When the new Constitution went to the states for ratification, the “father of the Constitution” James Madison, John Jay and Alexander Hamilton explained its contents in a series of essays, the Federalist Papers. Madison briefly discussed the IP clause in Federalist 43.


“The utility of this power will scarcely be questioned,” Madison wrote. In other words, secure, exclusive property rights to the fruits of one’s intellectual labor would surely achieve the goal of incentivizing pursuits that advance knowledge and practical inventions.


Moreover, he pointed out, “The public good fully coincides in both cases with the claims of individuals.” That is, the newly formed nation and its citizens benefit from the new knowledge and the inventions that expand America’s economy, improve the standard of living, and create wealth and new industries.


For a limited duration, creators and inventors enjoy exclusive ownership rights to the new property they have created. Meanwhile, the public derives benefits from these fruits of ingenuity.


The brilliance of this win-win model is lost on those who would distort core features of the U.S. Constitution.

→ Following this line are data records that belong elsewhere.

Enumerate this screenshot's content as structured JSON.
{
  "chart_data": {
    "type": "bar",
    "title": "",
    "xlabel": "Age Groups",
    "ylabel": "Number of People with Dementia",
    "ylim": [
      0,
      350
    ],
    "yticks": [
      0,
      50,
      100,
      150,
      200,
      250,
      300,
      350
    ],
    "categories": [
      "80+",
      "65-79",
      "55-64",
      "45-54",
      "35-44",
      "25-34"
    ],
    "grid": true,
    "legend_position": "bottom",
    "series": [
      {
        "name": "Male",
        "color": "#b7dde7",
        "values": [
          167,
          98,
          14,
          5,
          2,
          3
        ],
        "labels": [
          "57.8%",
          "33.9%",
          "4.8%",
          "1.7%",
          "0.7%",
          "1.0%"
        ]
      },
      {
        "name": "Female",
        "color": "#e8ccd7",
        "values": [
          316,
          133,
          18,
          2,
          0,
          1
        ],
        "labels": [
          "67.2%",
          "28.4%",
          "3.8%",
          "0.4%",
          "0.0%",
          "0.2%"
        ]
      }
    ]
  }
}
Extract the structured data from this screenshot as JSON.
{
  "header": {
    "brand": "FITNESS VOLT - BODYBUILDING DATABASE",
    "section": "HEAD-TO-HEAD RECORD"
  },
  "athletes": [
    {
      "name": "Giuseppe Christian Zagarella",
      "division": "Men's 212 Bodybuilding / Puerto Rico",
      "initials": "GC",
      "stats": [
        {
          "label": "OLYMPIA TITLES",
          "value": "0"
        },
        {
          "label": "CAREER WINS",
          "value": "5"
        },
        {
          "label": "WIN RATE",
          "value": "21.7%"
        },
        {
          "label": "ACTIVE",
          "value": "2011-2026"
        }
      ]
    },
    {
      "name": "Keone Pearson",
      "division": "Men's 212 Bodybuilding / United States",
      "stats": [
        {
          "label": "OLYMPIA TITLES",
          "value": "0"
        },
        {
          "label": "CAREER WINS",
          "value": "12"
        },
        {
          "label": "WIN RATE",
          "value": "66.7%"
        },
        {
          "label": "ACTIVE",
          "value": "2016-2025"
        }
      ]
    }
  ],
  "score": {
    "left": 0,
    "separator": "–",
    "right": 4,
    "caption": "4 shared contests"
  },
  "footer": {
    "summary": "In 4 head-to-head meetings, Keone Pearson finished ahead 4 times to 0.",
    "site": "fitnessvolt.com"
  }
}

Government price controls, such as those enacted in the Inflation Reduction Act, create imbalance in the IP clause’s promise of secure private property rights. Price controls and extortionary taxes undermine the constitutional IP framework, which over more than two centuries has proven extraordinarily fruitful.


Likewise, misuse of the Bayh-Dole Act’s “march-in” rights to “snatch” patents throws IP rights into uncertainty. The reckless Biden-Harris plan to misuse march-in rights based on product price—which is not one of the four narrow, specified grounds—throws licensing federally funded inventions into turmoil. Already this proposal is causing inventions tied to federally funded basic lab research to be regarded as toxic, tainted, too great a risk to assume.


On the promise of exclusivity and the free market, decisions are made about private investment, research and development, years before there’s a product, a price or a market.


In fact, most inventions never get to market or earn enough revenue to cover their costs. The most successful inventions and creative works are often the most valuable.


This Constitution Day, we should consider how the Constitution’s IP framework has served our nation extremely well. We must enter the fray against the live threats to the successful U.S. innovation model. If these threats take root, we have much at stake to lose. And the loss will take generations to recover from.